The International Monetary Fund (IMF) reduced its growth forecast in sub-Saharan Africa because of the outbreak of the Ebola virus in West Africa and violence in at least five other countries.

Africa’s economy will expand 5Pct this year, about the same as in 2013, driven by infrastructure investment, a buoyant services sector and strong agriculture production, the IMF said.  In April, the Washington-based fund forecasted a 5.5Pct growth rate this year.

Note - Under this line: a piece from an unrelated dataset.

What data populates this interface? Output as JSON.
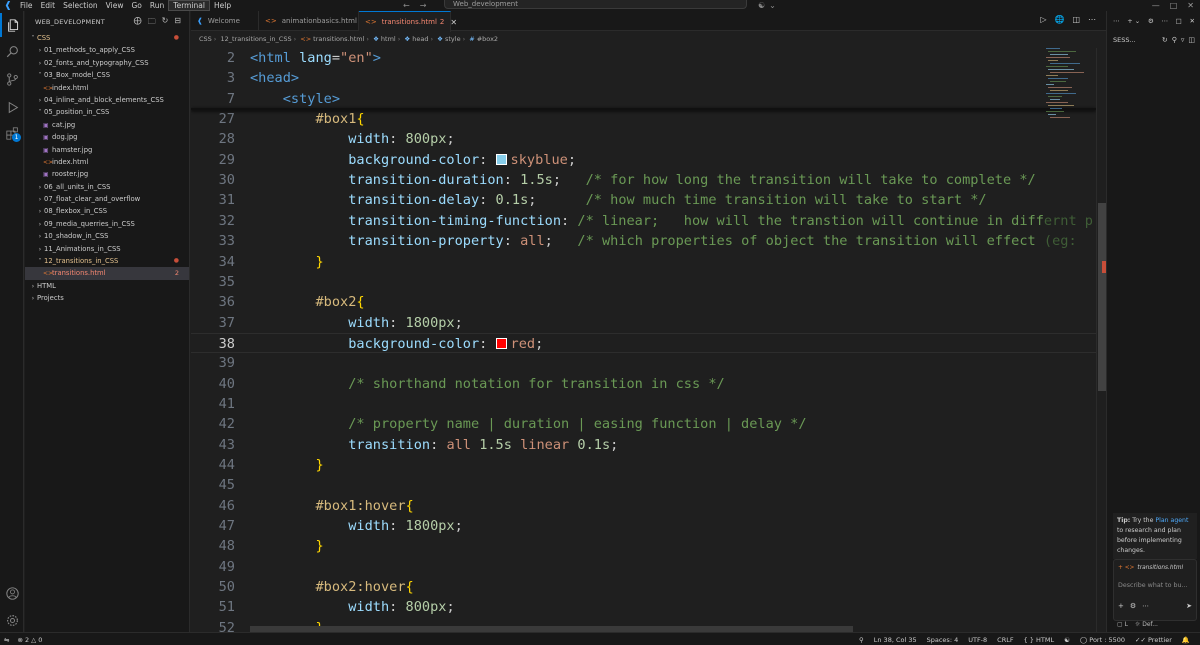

“The Ebola outbreak could have much larger regional spillovers, especially if it is more protracted or spreads to other countries, with trade, tourism, and investment confidence severely affected,” according to the IMF. “In Ebola-affected countries, fiscal accounts are likely to deteriorate, and, where public debt is manageable, fiscal deficits should be allowed to widen temporarily.” Ebola has killed more than 4,500 people in Guinea, Liberia and Sierra Leone since the outbreak of the virus in December.

On the other hand, worsening insecurity stemming from civil wars and Islamist militant attacks could also curbAfrica’s economic growth, according to the IMF. “The security situation continues to be difficult in Central African Republic and South Sudan, and remains precarious in northern Mali, northern Nigeria, and the coast of Kenya,” it reads.

Domestic economic challenges may also curb growth in countries such as South Africa that are facing electricity shortages and labor disputes, according to the IMF. In Ghana and Zambia, large macroeconomic imbalances have led to pressures on the exchange rate and inflation.